Detroit Historical Museum celebrates 'Come Out! In Detroit'
On June 24, 1972, Michigan's first LGBTQ+ pride celebration was held in Detroit as representatives from Metro Detroit, Ann Arbor, Lansing and other cities gathered through the Michigan Gay Coalition. On this historic day, participants paraded down Woodward Avenue, rallied to speeches in Kennedy Square, danced at the Unitarian Church on Cass Avenue, and had a picnic the next day in Palmer Park. The rally took place in recognition of the stonewall uprising in New York City in 1969.
Fifty years after what is now known as Christopher Street ’72, historian Tim Retzloff and freelance illustrator Isabel Clare Paul joined forces to create a 32-page nonfiction comic book, "Come Out! In Detroit," that tells the story of the celebration.
To promote the book’s release, the Detroit Historical Museum is presenting a special exhibition, now through Sept. 11, featuring enlarged pages of the book to highlight the stories told through oral histories from this demonstration. The museum will also distribute free copies of the book while supplies last.
As a historian who has been researching Michigan and Metro Detroit LGBTQ history for more than 30 years, author Tim Retzloff explained that this celebration has been something on his radar for a while, as his dissertation was specifically focused on lesbian and gay life in Metro Detroit from 1945 to 1985.
“I wanted to make sure that people knew about this event 50 years after because there have been Pride celebrations every year since, and except for the few people who are still around who remember the event, people didn’t know there was a pride in Michigan and in Detroit in 1972 and there’s often this surprise about that,” Retzloff said. “I knew that there was a need to tell the story, and that’s when I reached out to Isabel.”
Tracy Irwin, chief exhibitions and enrichment officer at the Detroit Historical Museum, said in an email that the museum is celebrating this exhibition during Pride Month to honor and share historical stories of LGBTQ+ Detroit community members.
“'Come Out! In Detroit' is a fresh take on reviewing an historical moment in Detroit’s history,” Irwin said. “A comic book is accessible and an innovative way to bring to life Detroit’s first Pride Parade... I think we were in agreement that this 50th anniversary story was something we wanted to be part of and to help tell as an exhibition. Sharing the stories of our LBGTQ+ community members is an important aspect of our local history that the Detroit Historical Society wants to make sure is recognized.”

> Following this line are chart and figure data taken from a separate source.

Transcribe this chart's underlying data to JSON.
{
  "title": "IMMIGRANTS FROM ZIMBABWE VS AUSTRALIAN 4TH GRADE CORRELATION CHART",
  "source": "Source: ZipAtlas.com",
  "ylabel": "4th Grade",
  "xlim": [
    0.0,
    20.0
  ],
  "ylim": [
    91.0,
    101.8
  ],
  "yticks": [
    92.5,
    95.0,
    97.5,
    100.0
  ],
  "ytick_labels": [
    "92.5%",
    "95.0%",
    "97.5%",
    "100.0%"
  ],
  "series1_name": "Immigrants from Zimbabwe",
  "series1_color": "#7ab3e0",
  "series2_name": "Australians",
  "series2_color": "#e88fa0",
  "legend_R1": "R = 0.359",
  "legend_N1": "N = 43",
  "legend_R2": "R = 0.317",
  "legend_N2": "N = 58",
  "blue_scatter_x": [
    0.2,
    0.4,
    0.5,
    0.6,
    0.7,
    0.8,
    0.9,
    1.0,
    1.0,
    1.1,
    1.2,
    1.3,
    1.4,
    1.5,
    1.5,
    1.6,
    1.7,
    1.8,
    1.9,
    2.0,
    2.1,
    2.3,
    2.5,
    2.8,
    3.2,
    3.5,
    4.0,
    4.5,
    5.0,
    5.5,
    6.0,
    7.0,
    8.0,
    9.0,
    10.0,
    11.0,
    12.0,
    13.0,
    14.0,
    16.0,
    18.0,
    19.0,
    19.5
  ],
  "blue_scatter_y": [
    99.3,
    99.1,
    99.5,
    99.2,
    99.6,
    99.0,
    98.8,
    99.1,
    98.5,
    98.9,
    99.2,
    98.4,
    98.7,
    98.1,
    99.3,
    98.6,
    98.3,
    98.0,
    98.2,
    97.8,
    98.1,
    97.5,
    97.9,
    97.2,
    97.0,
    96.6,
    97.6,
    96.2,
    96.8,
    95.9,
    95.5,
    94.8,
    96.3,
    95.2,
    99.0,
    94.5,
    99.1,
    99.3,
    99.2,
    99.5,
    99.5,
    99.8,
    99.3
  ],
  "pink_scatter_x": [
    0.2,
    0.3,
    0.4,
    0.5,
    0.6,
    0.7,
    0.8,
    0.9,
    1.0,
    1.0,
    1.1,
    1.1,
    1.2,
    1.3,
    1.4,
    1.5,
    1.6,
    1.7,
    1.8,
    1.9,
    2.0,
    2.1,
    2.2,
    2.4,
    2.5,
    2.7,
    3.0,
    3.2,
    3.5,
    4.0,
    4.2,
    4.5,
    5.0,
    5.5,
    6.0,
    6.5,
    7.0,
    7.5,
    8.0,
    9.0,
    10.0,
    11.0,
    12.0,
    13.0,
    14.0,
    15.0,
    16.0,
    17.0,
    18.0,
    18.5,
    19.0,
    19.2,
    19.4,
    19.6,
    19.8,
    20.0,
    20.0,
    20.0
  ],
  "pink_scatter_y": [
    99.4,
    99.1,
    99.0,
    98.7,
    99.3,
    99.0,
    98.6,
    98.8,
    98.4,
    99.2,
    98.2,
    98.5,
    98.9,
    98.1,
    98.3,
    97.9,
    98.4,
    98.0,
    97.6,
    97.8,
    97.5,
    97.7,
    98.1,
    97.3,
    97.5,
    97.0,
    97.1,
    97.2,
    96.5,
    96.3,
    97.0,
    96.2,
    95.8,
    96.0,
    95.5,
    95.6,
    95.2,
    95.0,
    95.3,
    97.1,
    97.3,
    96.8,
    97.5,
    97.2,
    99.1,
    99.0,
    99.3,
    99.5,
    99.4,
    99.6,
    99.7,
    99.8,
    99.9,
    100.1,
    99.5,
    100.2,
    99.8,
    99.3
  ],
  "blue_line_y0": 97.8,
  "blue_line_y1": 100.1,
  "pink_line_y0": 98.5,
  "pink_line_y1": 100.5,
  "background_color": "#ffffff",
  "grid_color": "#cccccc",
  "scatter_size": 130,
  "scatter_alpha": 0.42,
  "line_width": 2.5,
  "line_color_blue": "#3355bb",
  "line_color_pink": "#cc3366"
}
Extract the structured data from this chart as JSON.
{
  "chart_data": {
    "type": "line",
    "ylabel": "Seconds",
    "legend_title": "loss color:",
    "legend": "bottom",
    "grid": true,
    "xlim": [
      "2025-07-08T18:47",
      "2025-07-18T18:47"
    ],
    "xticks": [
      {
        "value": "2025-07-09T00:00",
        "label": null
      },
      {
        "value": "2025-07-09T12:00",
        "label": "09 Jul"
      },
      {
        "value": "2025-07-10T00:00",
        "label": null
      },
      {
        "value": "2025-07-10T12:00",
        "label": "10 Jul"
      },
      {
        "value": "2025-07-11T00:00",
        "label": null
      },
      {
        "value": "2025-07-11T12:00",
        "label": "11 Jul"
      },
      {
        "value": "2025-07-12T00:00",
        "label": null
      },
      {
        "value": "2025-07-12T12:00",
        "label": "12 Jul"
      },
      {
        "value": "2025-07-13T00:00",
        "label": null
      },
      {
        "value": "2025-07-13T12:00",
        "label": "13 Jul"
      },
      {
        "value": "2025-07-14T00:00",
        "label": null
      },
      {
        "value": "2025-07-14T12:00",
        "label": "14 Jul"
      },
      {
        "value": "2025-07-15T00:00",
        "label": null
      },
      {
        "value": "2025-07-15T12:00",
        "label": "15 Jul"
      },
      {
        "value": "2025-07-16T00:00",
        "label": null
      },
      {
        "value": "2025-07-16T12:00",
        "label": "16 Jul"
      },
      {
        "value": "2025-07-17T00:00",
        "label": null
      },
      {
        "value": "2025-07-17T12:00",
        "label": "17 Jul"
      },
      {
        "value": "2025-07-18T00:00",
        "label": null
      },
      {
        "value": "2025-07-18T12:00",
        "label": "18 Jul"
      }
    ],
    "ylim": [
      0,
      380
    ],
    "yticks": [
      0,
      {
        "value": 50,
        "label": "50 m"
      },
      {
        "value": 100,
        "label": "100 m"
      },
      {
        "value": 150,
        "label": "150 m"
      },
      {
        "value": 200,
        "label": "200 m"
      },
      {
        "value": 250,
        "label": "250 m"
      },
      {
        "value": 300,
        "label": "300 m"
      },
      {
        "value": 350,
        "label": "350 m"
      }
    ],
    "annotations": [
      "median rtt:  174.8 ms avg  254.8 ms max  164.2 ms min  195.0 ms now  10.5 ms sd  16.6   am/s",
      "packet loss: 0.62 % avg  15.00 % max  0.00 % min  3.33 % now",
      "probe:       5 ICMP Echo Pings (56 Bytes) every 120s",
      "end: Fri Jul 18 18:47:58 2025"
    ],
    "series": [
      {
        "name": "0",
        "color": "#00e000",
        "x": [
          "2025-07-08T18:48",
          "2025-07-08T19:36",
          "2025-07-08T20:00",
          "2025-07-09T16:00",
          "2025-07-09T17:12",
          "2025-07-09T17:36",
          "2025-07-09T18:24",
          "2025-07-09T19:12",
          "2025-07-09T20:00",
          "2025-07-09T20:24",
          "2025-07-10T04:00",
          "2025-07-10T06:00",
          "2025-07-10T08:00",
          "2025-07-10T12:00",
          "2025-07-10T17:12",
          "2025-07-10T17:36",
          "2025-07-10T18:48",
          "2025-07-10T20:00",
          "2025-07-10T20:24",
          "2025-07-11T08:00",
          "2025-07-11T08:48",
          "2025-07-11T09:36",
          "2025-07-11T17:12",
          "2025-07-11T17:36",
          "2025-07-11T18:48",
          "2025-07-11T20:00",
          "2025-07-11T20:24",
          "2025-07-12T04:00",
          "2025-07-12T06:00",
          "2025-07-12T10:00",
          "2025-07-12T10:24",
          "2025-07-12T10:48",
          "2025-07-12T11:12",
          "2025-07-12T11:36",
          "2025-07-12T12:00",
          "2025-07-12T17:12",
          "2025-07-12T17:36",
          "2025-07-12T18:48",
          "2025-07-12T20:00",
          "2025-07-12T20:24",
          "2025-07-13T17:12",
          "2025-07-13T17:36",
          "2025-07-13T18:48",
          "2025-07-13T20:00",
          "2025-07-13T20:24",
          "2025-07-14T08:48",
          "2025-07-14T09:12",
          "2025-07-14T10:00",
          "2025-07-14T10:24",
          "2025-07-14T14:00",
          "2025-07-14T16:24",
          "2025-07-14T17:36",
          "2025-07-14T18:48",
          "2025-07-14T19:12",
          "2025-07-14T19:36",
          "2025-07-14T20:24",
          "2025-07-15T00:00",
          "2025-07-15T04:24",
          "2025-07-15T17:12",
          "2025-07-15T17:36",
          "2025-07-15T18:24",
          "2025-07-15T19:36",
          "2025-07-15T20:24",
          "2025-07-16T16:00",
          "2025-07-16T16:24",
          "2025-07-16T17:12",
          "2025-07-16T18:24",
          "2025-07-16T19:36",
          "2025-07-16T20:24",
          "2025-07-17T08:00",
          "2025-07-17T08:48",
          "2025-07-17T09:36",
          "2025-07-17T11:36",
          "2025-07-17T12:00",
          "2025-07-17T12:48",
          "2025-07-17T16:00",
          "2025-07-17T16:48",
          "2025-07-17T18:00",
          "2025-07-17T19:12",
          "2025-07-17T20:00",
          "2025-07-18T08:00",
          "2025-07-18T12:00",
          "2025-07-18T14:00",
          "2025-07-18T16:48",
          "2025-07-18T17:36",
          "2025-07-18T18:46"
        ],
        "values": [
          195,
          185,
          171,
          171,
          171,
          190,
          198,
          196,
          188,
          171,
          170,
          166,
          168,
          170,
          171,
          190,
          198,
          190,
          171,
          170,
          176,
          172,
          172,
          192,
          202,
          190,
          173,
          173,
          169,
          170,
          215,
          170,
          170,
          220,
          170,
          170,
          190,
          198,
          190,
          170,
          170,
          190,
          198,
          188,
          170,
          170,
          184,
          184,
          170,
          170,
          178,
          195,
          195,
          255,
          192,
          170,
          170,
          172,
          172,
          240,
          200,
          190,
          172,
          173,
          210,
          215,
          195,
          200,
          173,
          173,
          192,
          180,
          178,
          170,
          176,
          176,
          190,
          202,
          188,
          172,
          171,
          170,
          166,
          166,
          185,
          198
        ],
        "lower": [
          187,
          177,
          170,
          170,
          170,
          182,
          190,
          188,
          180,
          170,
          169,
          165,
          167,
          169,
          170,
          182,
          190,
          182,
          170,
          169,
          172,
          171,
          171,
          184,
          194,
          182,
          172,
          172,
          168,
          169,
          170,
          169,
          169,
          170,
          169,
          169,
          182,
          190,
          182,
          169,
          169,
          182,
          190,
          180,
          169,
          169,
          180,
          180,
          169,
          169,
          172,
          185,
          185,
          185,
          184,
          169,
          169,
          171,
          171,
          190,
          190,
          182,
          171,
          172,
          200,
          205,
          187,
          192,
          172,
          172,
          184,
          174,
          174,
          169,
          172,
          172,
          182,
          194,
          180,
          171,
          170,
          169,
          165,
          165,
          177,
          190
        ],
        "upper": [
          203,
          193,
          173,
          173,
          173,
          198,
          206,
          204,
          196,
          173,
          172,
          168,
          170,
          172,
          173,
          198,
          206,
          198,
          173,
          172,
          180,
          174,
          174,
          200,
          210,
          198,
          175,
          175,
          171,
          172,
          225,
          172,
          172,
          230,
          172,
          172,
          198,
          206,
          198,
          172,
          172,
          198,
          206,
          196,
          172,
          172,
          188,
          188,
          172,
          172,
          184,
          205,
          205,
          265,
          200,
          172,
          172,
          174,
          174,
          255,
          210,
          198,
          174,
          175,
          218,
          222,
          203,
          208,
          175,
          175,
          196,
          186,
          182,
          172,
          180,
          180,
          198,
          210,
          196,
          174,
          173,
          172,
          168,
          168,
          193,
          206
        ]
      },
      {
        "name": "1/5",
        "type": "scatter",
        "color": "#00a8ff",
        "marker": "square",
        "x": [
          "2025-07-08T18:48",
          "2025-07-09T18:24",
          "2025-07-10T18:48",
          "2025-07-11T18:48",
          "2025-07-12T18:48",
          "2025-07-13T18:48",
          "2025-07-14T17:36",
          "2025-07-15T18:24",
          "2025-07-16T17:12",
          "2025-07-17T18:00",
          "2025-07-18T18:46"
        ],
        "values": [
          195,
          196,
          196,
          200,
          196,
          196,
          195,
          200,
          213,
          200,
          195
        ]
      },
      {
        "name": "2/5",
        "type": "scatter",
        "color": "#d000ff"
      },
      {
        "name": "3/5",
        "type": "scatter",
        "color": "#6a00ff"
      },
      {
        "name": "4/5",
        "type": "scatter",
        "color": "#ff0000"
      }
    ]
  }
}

The exhibit displays blown up images of the comic book for attendees to take a closer look at the pages. Additionally, there is memorabilia on exhibit, such as banners and T-shirts, from the original celebration. Paul said the artifacts presented alongside the comic book helps readers form a connection between the two.
“The idea was to have the have the pages of the comic enlarged and on display, but the captions are us talking about the creative process and how we decided different things,” Retzloff said. “And then there’s two objects in the exhibit that are really important, one of which is a T-shirt that says ‘come out.’ This was a homemade T-shirt silk screened by the organizers from 1972 that Susan Swope donated to the museum, and she was the one lesbian speaker at the rally. Then we also have the Gay Liberation Front banner that was on display where the speakers gave their speeches, it was in the old Kennedy square and it was draped over the ledge, so... it’s a really important artifact from our history that I’m excited gets to be displayed with this exhibit.”
Retzloff said that throughout the writing and illustrating process, he and Paul strove to achieve accuracy and have fidelity while telling eyewitness stories.
“All of the people that are mentioned were real people, and this is something that often gets lost when we talk about social movements, the individuals that were involved,” Retzloff said. “There’s a couple of dozen people who are named in the comic, many of them are sources, but at least 10 of them had passed away. So, the importance of making sure that their voices are heard and their stories remembered becomes more pronounced because of that for me.”
Paul graduated from the College of Creative Studies (CCS) in May 2020, and felt that this project would be a great way to kickstart her career. She said she is most proud of how the project captured the history’s essence before it could be forgotten, as well as the positive feedback received from those quoted in the story.
“I’m so proud of it, just the whole story and making sure that the history didn’t just fade into nothing,” Paul said. “It’s been recorded and now it’s accessible and can get shared on.”